Mom moved with a purpose, choosing our apartment on Edwards Street specifically for my education. The following autumn I started kindergarten at the local public school, Worthington Hooker, where I met kids from the East Rock neighborhood, France, and Nigeria, many of whom were children whose parents studied or taught at Yale. Years later I learned the implications of ‘diversity;’ until then the cultural and socioeconomic tapestries were just natural parts of our classroom. Even as an adopted Chinese child of non-Yale-affiliates, I could not have felt more at home.
I graduated from middle school in 2009 and went on to enroll at both Wilbur Cross High School and the Educational Center for the Arts. In many ways, life stayed the same: I kept up with my violin lessons and assisted with the ‘instrument petting zoos’ at the Neighborhood Music School, continued to volunteer for the Peabody Museum’s public education events, and wore a permanent path down Orange Street. I spent my mornings taking classes at Cross and afternoons studying composition and performance with the Music Department at ECA.
But as the year progressed, I came to believe that I could do more with my community — both in New Haven and in the classroom — were I to attend Cross full-time. It was tough to leave my friends and teachers at ECA, but I knew that the choice was right for me. In the years following, I spent lunch periods with my math teachers and evenings volunteering with New Haven Reads, forgoing the high school social scene for long hours practicing violin. I knew I wasn’t cool, but I was content.

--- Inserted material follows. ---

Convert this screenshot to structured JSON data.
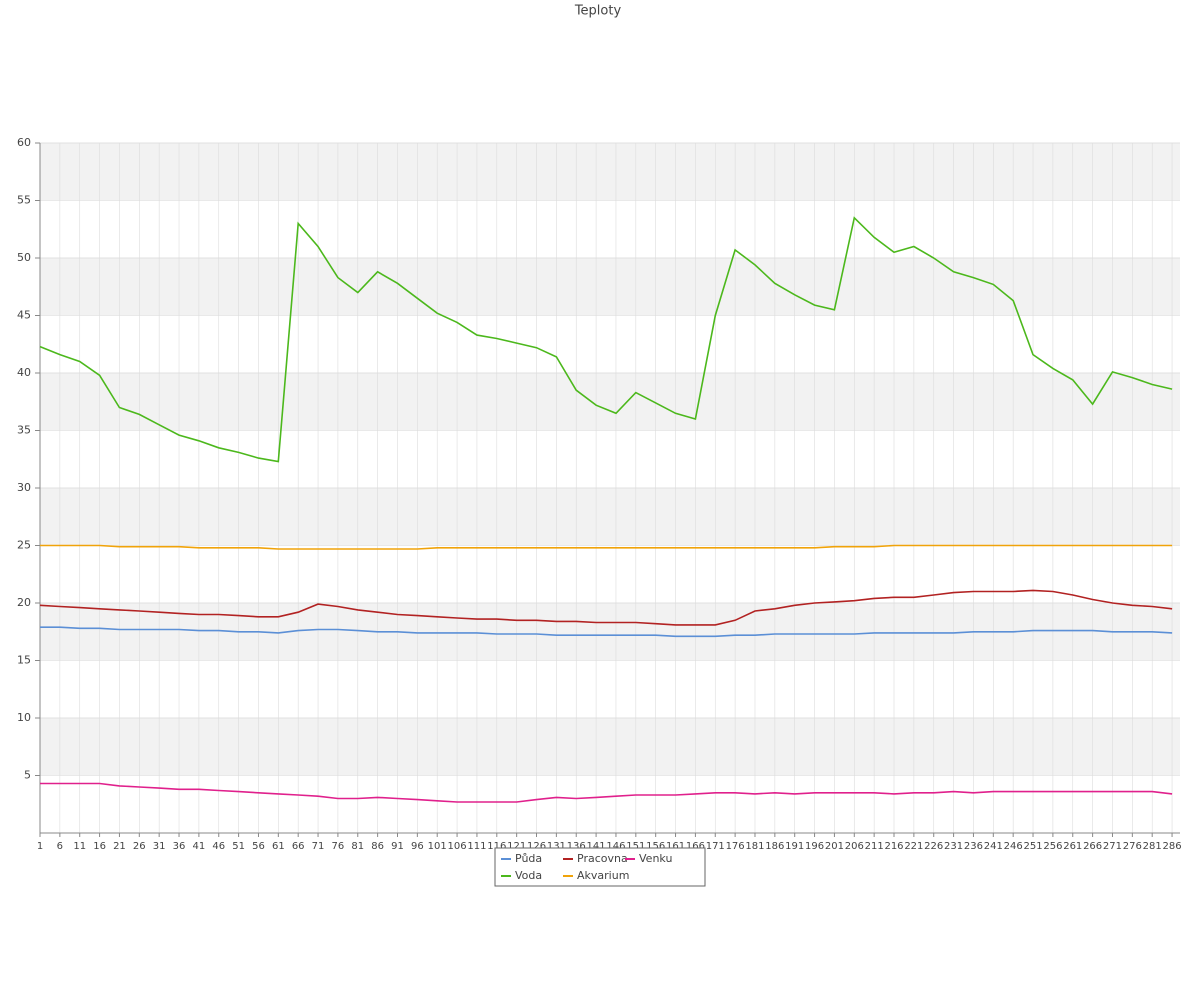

Fast-forward a few years to the summer before my senior year of high school, when it was equally plausible that I would be either knee-deep in a salt marsh with my Peabody summer campers or poring over college admission guidebooks. I was very anxious about the start of my final year at Cross, and even more so about the years following. While my parents had been (and are, to this day) incredibly involved in my education, they were also unfamiliar with the byzantine system of entrance exams, supplemental essays, and résumé-curation. But I was fortunate enough to have gained the support of multiple teachers and mentors around New Haven — from my Cross teachers to music instructors to a handful of Yale students — who supplemented my family’s support.
In April 2013, I found myself strutting around Old Campus as a newly-enrolled ‘pre-frosh,’ an overzealous high school senior who had accepted an invitation to join Yale’s undergraduate body. I tried my best not to look like a confused newcomer, preferring to stick with the ‘townies’ who knew their way around downtown. It was exhilarating to be part of a school that would eventually allow me to take classes in Russian literature and democratization theory, work with professors on issues of criminal justice, and literally send me around the world — back to China, even. I took full advantage of the opportunities to explore my personal identity and serve my peers by working with the Asian American Cultural Center, the Yale Alumni Magazine and the Yale International Visiting Students Program. I stayed in close touch with the other Promise Scholars by serving as one of the founding Promise Ambassador in my sophomore year and proudly telling anyone who asked that, yes, this city has always been my home.
Having recently graduated from college, I now work with the Yale Program on Financial Stability’s New Bagehot Project, an online platform for the collection, analysis, and publication of literature on systemic risk, with particular focus on the Global Financial Crisis of 2007-2009. Together with a team of seven other Research Associates, I am chiefly responsible for researching and writing case studies on specific interventions implemented by federal governments in response.
Academics aside, I now live closer to my childhood apartment than I did while an undergrad, a fact that delights my parents and at times makes me wonder whether I’ll ever leave the neighborhood. And although I often feel the need to get out and explore, I have no plans to stay away for long.
Lily Engbith — a 2017 graduate of Yale University — is a Research Associate in the Yale Program on Financial Stability at the university’s School of Management.